Tuttavia la sua lavorazione è estremamente complessa, tanto che fino a oggi l’uso della calce dolomitica era documentato solo a partire dall’epoca romana. Secondo lo studio pubblicato su Journal of Archaeological Science, la scoperta di Motza anticiperebbe questa tecnologia di quasi 8.000 anni. Attraverso tecniche avanzate come microscopia elettronica, spettroscopia FTIR, analisi termogravimetrica e diffrazione ai raggi X, è emerso che alcuni cristalli di dolomite presenti negli intonaci sembrano essersi riformati dopo la cottura, un fenomeno ritenuto estremamente raro.

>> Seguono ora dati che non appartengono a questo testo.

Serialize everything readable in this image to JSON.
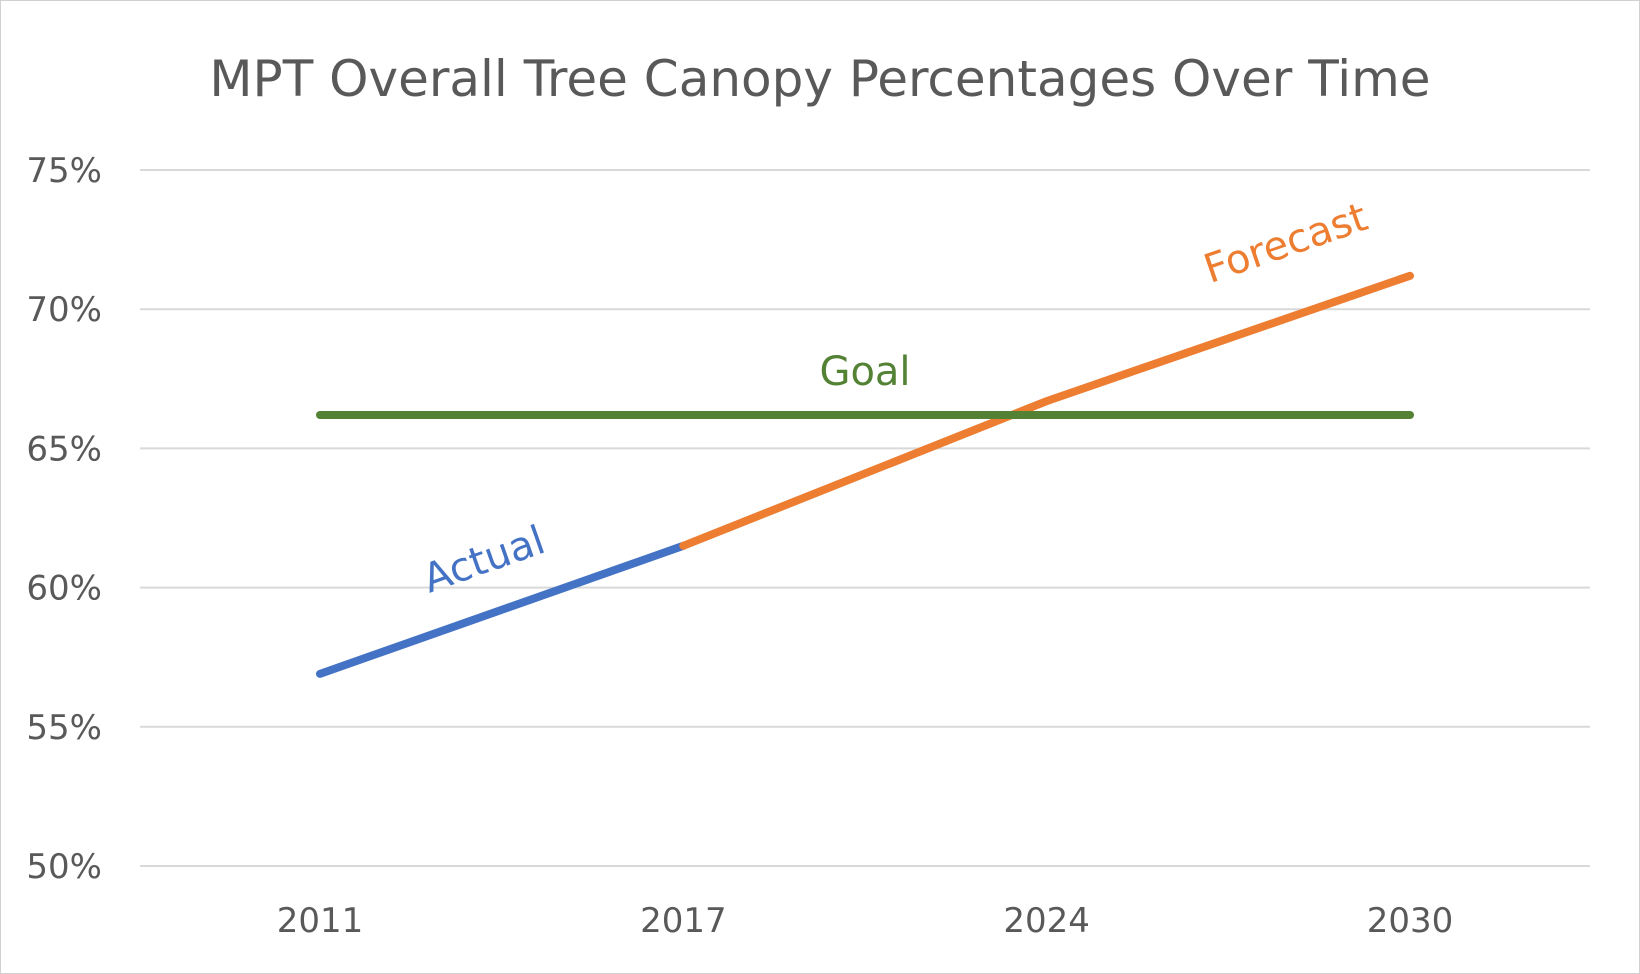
{
  "chart_data": {
    "type": "line",
    "title": "MPT Overall Tree Canopy Percentages Over Time",
    "xlabel": "",
    "ylabel": "",
    "categories": [
      "2011",
      "2017",
      "2024",
      "2030"
    ],
    "y_ticks": [
      "50%",
      "55%",
      "60%",
      "65%",
      "70%",
      "75%"
    ],
    "ylim": [
      50,
      75
    ],
    "grid": "horizontal",
    "legend": "none",
    "series": [
      {
        "name": "Actual",
        "color": "#4472C4",
        "values": [
          56.9,
          61.5,
          null,
          null
        ]
      },
      {
        "name": "Forecast",
        "color": "#ED7D31",
        "values": [
          null,
          61.5,
          66.7,
          71.2
        ]
      },
      {
        "name": "Goal",
        "color": "#548235",
        "values": [
          66.2,
          66.2,
          66.2,
          66.2
        ]
      }
    ],
    "annotations": [
      {
        "text": "Actual",
        "series": "Actual",
        "color": "#4472C4"
      },
      {
        "text": "Forecast",
        "series": "Forecast",
        "color": "#ED7D31"
      },
      {
        "text": "Goal",
        "series": "Goal",
        "color": "#548235"
      }
    ]
  }
}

Questo risultato è particolarmente importante perché la dolomite, una volta riscaldata, normalmente non torna alla sua forma originaria, ma genera altri composti ricchi di magnesio. Negli intonaci di Motza, invece, predominano proprio calcite e dolomite, suggerendo l’esistenza di un processo tecnologico oggi perduto, capace di completare un vero e proprio “ciclo della dolomite”. I pavimenti erano realizzati con una struttura a due strati: uno inferiore ricco di dolomite, più resistente e durevole, e uno superficiale quasi puro di calcite, più fine e adatto alle decorazioni pittoriche. Questa scelta dimostra una notevole conoscenza delle proprietà dei materiali e un livello di specializzazione artigianale inatteso per una comunità neolitica.

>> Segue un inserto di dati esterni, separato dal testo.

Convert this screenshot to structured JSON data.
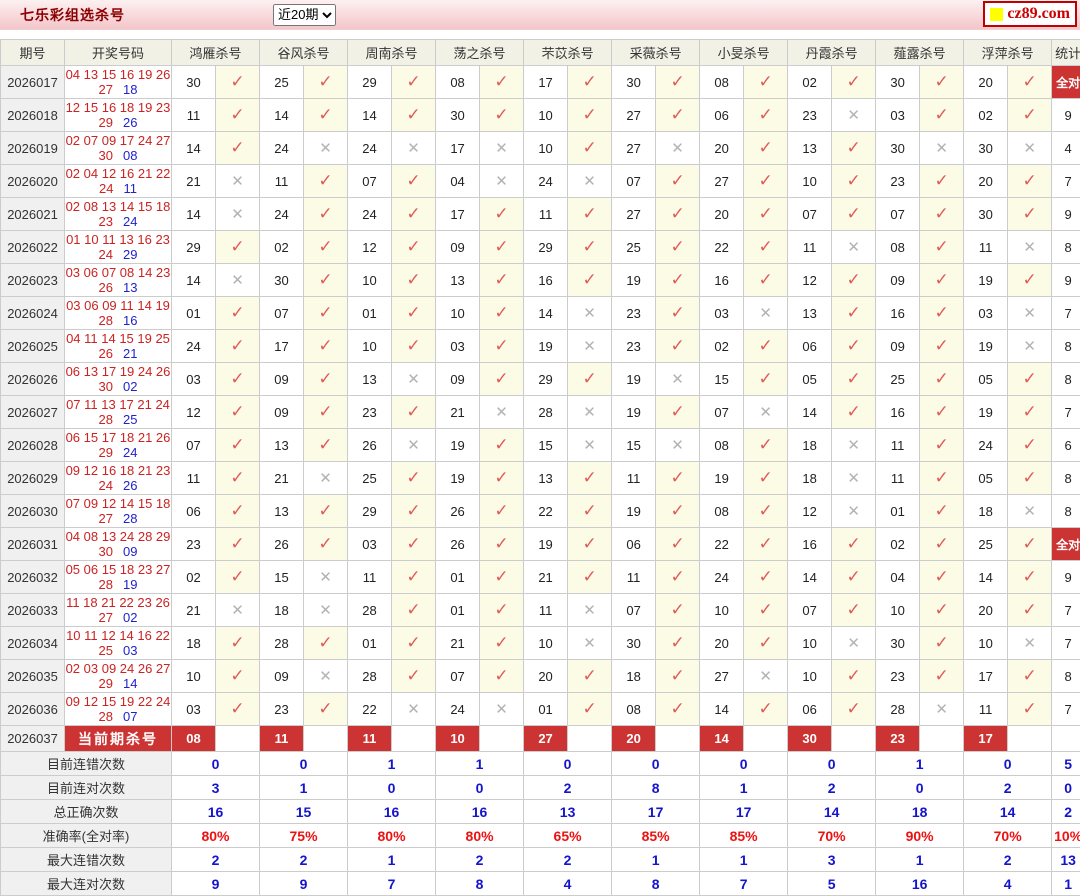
{
  "header": {
    "title": "七乐彩组选杀号",
    "period_select_value": "近20期",
    "logo_text": "cz89.com"
  },
  "icons": {
    "check": "✓",
    "cross": "✕",
    "logo_square": "yellow-square",
    "select_arrow": "chevron-down"
  },
  "colors": {
    "banner_red": "#cc3333",
    "check_red": "#e05a5a",
    "cross_gray": "#b3b3b3",
    "drawn_red": "#cc2222",
    "special_blue": "#2222cc",
    "summary_blue": "#1414cc",
    "summary_red": "#ee1111",
    "topbar_pink": "#f7d2d5"
  },
  "table": {
    "col_headers": [
      "期号",
      "开奖号码",
      "鸿雁杀号",
      "谷风杀号",
      "周南杀号",
      "荡之杀号",
      "芣苡杀号",
      "采薇杀号",
      "小旻杀号",
      "丹霞杀号",
      "薤露杀号",
      "浮萍杀号",
      "统计"
    ],
    "all_hit_label": "全对",
    "rows": [
      {
        "period": "2026017",
        "line1": "04 13 15 16 19 26",
        "tail": "27",
        "special": "18",
        "kills": [
          [
            "30",
            1
          ],
          [
            "25",
            1
          ],
          [
            "29",
            1
          ],
          [
            "08",
            1
          ],
          [
            "17",
            1
          ],
          [
            "30",
            1
          ],
          [
            "08",
            1
          ],
          [
            "02",
            1
          ],
          [
            "30",
            1
          ],
          [
            "20",
            1
          ]
        ],
        "stat": "全对"
      },
      {
        "period": "2026018",
        "line1": "12 15 16 18 19 23",
        "tail": "29",
        "special": "26",
        "kills": [
          [
            "11",
            1
          ],
          [
            "14",
            1
          ],
          [
            "14",
            1
          ],
          [
            "30",
            1
          ],
          [
            "10",
            1
          ],
          [
            "27",
            1
          ],
          [
            "06",
            1
          ],
          [
            "23",
            0
          ],
          [
            "03",
            1
          ],
          [
            "02",
            1
          ]
        ],
        "stat": "9"
      },
      {
        "period": "2026019",
        "line1": "02 07 09 17 24 27",
        "tail": "30",
        "special": "08",
        "kills": [
          [
            "14",
            1
          ],
          [
            "24",
            0
          ],
          [
            "24",
            0
          ],
          [
            "17",
            0
          ],
          [
            "10",
            1
          ],
          [
            "27",
            0
          ],
          [
            "20",
            1
          ],
          [
            "13",
            1
          ],
          [
            "30",
            0
          ],
          [
            "30",
            0
          ]
        ],
        "stat": "4"
      },
      {
        "period": "2026020",
        "line1": "02 04 12 16 21 22",
        "tail": "24",
        "special": "11",
        "kills": [
          [
            "21",
            0
          ],
          [
            "11",
            1
          ],
          [
            "07",
            1
          ],
          [
            "04",
            0
          ],
          [
            "24",
            0
          ],
          [
            "07",
            1
          ],
          [
            "27",
            1
          ],
          [
            "10",
            1
          ],
          [
            "23",
            1
          ],
          [
            "20",
            1
          ]
        ],
        "stat": "7"
      },
      {
        "period": "2026021",
        "line1": "02 08 13 14 15 18",
        "tail": "23",
        "special": "24",
        "kills": [
          [
            "14",
            0
          ],
          [
            "24",
            1
          ],
          [
            "24",
            1
          ],
          [
            "17",
            1
          ],
          [
            "11",
            1
          ],
          [
            "27",
            1
          ],
          [
            "20",
            1
          ],
          [
            "07",
            1
          ],
          [
            "07",
            1
          ],
          [
            "30",
            1
          ]
        ],
        "stat": "9"
      },
      {
        "period": "2026022",
        "line1": "01 10 11 13 16 23",
        "tail": "24",
        "special": "29",
        "kills": [
          [
            "29",
            1
          ],
          [
            "02",
            1
          ],
          [
            "12",
            1
          ],
          [
            "09",
            1
          ],
          [
            "29",
            1
          ],
          [
            "25",
            1
          ],
          [
            "22",
            1
          ],
          [
            "11",
            0
          ],
          [
            "08",
            1
          ],
          [
            "11",
            0
          ]
        ],
        "stat": "8"
      },
      {
        "period": "2026023",
        "line1": "03 06 07 08 14 23",
        "tail": "26",
        "special": "13",
        "kills": [
          [
            "14",
            0
          ],
          [
            "30",
            1
          ],
          [
            "10",
            1
          ],
          [
            "13",
            1
          ],
          [
            "16",
            1
          ],
          [
            "19",
            1
          ],
          [
            "16",
            1
          ],
          [
            "12",
            1
          ],
          [
            "09",
            1
          ],
          [
            "19",
            1
          ]
        ],
        "stat": "9"
      },
      {
        "period": "2026024",
        "line1": "03 06 09 11 14 19",
        "tail": "28",
        "special": "16",
        "kills": [
          [
            "01",
            1
          ],
          [
            "07",
            1
          ],
          [
            "01",
            1
          ],
          [
            "10",
            1
          ],
          [
            "14",
            0
          ],
          [
            "23",
            1
          ],
          [
            "03",
            0
          ],
          [
            "13",
            1
          ],
          [
            "16",
            1
          ],
          [
            "03",
            0
          ]
        ],
        "stat": "7"
      },
      {
        "period": "2026025",
        "line1": "04 11 14 15 19 25",
        "tail": "26",
        "special": "21",
        "kills": [
          [
            "24",
            1
          ],
          [
            "17",
            1
          ],
          [
            "10",
            1
          ],
          [
            "03",
            1
          ],
          [
            "19",
            0
          ],
          [
            "23",
            1
          ],
          [
            "02",
            1
          ],
          [
            "06",
            1
          ],
          [
            "09",
            1
          ],
          [
            "19",
            0
          ]
        ],
        "stat": "8"
      },
      {
        "period": "2026026",
        "line1": "06 13 17 19 24 26",
        "tail": "30",
        "special": "02",
        "kills": [
          [
            "03",
            1
          ],
          [
            "09",
            1
          ],
          [
            "13",
            0
          ],
          [
            "09",
            1
          ],
          [
            "29",
            1
          ],
          [
            "19",
            0
          ],
          [
            "15",
            1
          ],
          [
            "05",
            1
          ],
          [
            "25",
            1
          ],
          [
            "05",
            1
          ]
        ],
        "stat": "8"
      },
      {
        "period": "2026027",
        "line1": "07 11 13 17 21 24",
        "tail": "28",
        "special": "25",
        "kills": [
          [
            "12",
            1
          ],
          [
            "09",
            1
          ],
          [
            "23",
            1
          ],
          [
            "21",
            0
          ],
          [
            "28",
            0
          ],
          [
            "19",
            1
          ],
          [
            "07",
            0
          ],
          [
            "14",
            1
          ],
          [
            "16",
            1
          ],
          [
            "19",
            1
          ]
        ],
        "stat": "7"
      },
      {
        "period": "2026028",
        "line1": "06 15 17 18 21 26",
        "tail": "29",
        "special": "24",
        "kills": [
          [
            "07",
            1
          ],
          [
            "13",
            1
          ],
          [
            "26",
            0
          ],
          [
            "19",
            1
          ],
          [
            "15",
            0
          ],
          [
            "15",
            0
          ],
          [
            "08",
            1
          ],
          [
            "18",
            0
          ],
          [
            "11",
            1
          ],
          [
            "24",
            1
          ]
        ],
        "stat": "6"
      },
      {
        "period": "2026029",
        "line1": "09 12 16 18 21 23",
        "tail": "24",
        "special": "26",
        "kills": [
          [
            "11",
            1
          ],
          [
            "21",
            0
          ],
          [
            "25",
            1
          ],
          [
            "19",
            1
          ],
          [
            "13",
            1
          ],
          [
            "11",
            1
          ],
          [
            "19",
            1
          ],
          [
            "18",
            0
          ],
          [
            "11",
            1
          ],
          [
            "05",
            1
          ]
        ],
        "stat": "8"
      },
      {
        "period": "2026030",
        "line1": "07 09 12 14 15 18",
        "tail": "27",
        "special": "28",
        "kills": [
          [
            "06",
            1
          ],
          [
            "13",
            1
          ],
          [
            "29",
            1
          ],
          [
            "26",
            1
          ],
          [
            "22",
            1
          ],
          [
            "19",
            1
          ],
          [
            "08",
            1
          ],
          [
            "12",
            0
          ],
          [
            "01",
            1
          ],
          [
            "18",
            0
          ]
        ],
        "stat": "8"
      },
      {
        "period": "2026031",
        "line1": "04 08 13 24 28 29",
        "tail": "30",
        "special": "09",
        "kills": [
          [
            "23",
            1
          ],
          [
            "26",
            1
          ],
          [
            "03",
            1
          ],
          [
            "26",
            1
          ],
          [
            "19",
            1
          ],
          [
            "06",
            1
          ],
          [
            "22",
            1
          ],
          [
            "16",
            1
          ],
          [
            "02",
            1
          ],
          [
            "25",
            1
          ]
        ],
        "stat": "全对"
      },
      {
        "period": "2026032",
        "line1": "05 06 15 18 23 27",
        "tail": "28",
        "special": "19",
        "kills": [
          [
            "02",
            1
          ],
          [
            "15",
            0
          ],
          [
            "11",
            1
          ],
          [
            "01",
            1
          ],
          [
            "21",
            1
          ],
          [
            "11",
            1
          ],
          [
            "24",
            1
          ],
          [
            "14",
            1
          ],
          [
            "04",
            1
          ],
          [
            "14",
            1
          ]
        ],
        "stat": "9"
      },
      {
        "period": "2026033",
        "line1": "11 18 21 22 23 26",
        "tail": "27",
        "special": "02",
        "kills": [
          [
            "21",
            0
          ],
          [
            "18",
            0
          ],
          [
            "28",
            1
          ],
          [
            "01",
            1
          ],
          [
            "11",
            0
          ],
          [
            "07",
            1
          ],
          [
            "10",
            1
          ],
          [
            "07",
            1
          ],
          [
            "10",
            1
          ],
          [
            "20",
            1
          ]
        ],
        "stat": "7"
      },
      {
        "period": "2026034",
        "line1": "10 11 12 14 16 22",
        "tail": "25",
        "special": "03",
        "kills": [
          [
            "18",
            1
          ],
          [
            "28",
            1
          ],
          [
            "01",
            1
          ],
          [
            "21",
            1
          ],
          [
            "10",
            0
          ],
          [
            "30",
            1
          ],
          [
            "20",
            1
          ],
          [
            "10",
            0
          ],
          [
            "30",
            1
          ],
          [
            "10",
            0
          ]
        ],
        "stat": "7"
      },
      {
        "period": "2026035",
        "line1": "02 03 09 24 26 27",
        "tail": "29",
        "special": "14",
        "kills": [
          [
            "10",
            1
          ],
          [
            "09",
            0
          ],
          [
            "28",
            1
          ],
          [
            "07",
            1
          ],
          [
            "20",
            1
          ],
          [
            "18",
            1
          ],
          [
            "27",
            0
          ],
          [
            "10",
            1
          ],
          [
            "23",
            1
          ],
          [
            "17",
            1
          ]
        ],
        "stat": "8"
      },
      {
        "period": "2026036",
        "line1": "09 12 15 19 22 24",
        "tail": "28",
        "special": "07",
        "kills": [
          [
            "03",
            1
          ],
          [
            "23",
            1
          ],
          [
            "22",
            0
          ],
          [
            "24",
            0
          ],
          [
            "01",
            1
          ],
          [
            "08",
            1
          ],
          [
            "14",
            1
          ],
          [
            "06",
            1
          ],
          [
            "28",
            0
          ],
          [
            "11",
            1
          ]
        ],
        "stat": "7"
      }
    ],
    "current_row": {
      "period": "2026037",
      "label": "当前期杀号",
      "kills": [
        "08",
        "11",
        "11",
        "10",
        "27",
        "20",
        "14",
        "30",
        "23",
        "17"
      ],
      "stat": ""
    },
    "summary_rows": [
      {
        "label": "目前连错次数",
        "values": [
          "0",
          "0",
          "1",
          "1",
          "0",
          "0",
          "0",
          "0",
          "1",
          "0"
        ],
        "stat": "5",
        "style": "blue"
      },
      {
        "label": "目前连对次数",
        "values": [
          "3",
          "1",
          "0",
          "0",
          "2",
          "8",
          "1",
          "2",
          "0",
          "2"
        ],
        "stat": "0",
        "style": "blue"
      },
      {
        "label": "总正确次数",
        "values": [
          "16",
          "15",
          "16",
          "16",
          "13",
          "17",
          "17",
          "14",
          "18",
          "14"
        ],
        "stat": "2",
        "style": "blue"
      },
      {
        "label": "准确率(全对率)",
        "values": [
          "80%",
          "75%",
          "80%",
          "80%",
          "65%",
          "85%",
          "85%",
          "70%",
          "90%",
          "70%"
        ],
        "stat": "10%",
        "style": "red"
      },
      {
        "label": "最大连错次数",
        "values": [
          "2",
          "2",
          "1",
          "2",
          "2",
          "1",
          "1",
          "3",
          "1",
          "2"
        ],
        "stat": "13",
        "style": "blue"
      },
      {
        "label": "最大连对次数",
        "values": [
          "9",
          "9",
          "7",
          "8",
          "4",
          "8",
          "7",
          "5",
          "16",
          "4"
        ],
        "stat": "1",
        "style": "blue"
      }
    ]
  }
}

La scoperta potrebbe avere implicazioni anche per la ricerca moderna. Oltre a offrire nuove informazioni sul celebre “problema geologico della dolomite”, cioè il mistero della sua formazione naturale, questa antica tecnologia potrebbe ispirare materiali edilizi più sostenibili, resistenti e meno energivori. Dopo quasi diecimila anni, gli intonaci di Motza dimostrano che alcune innovazioni del passato possono ancora suggerire soluzioni per il futuro.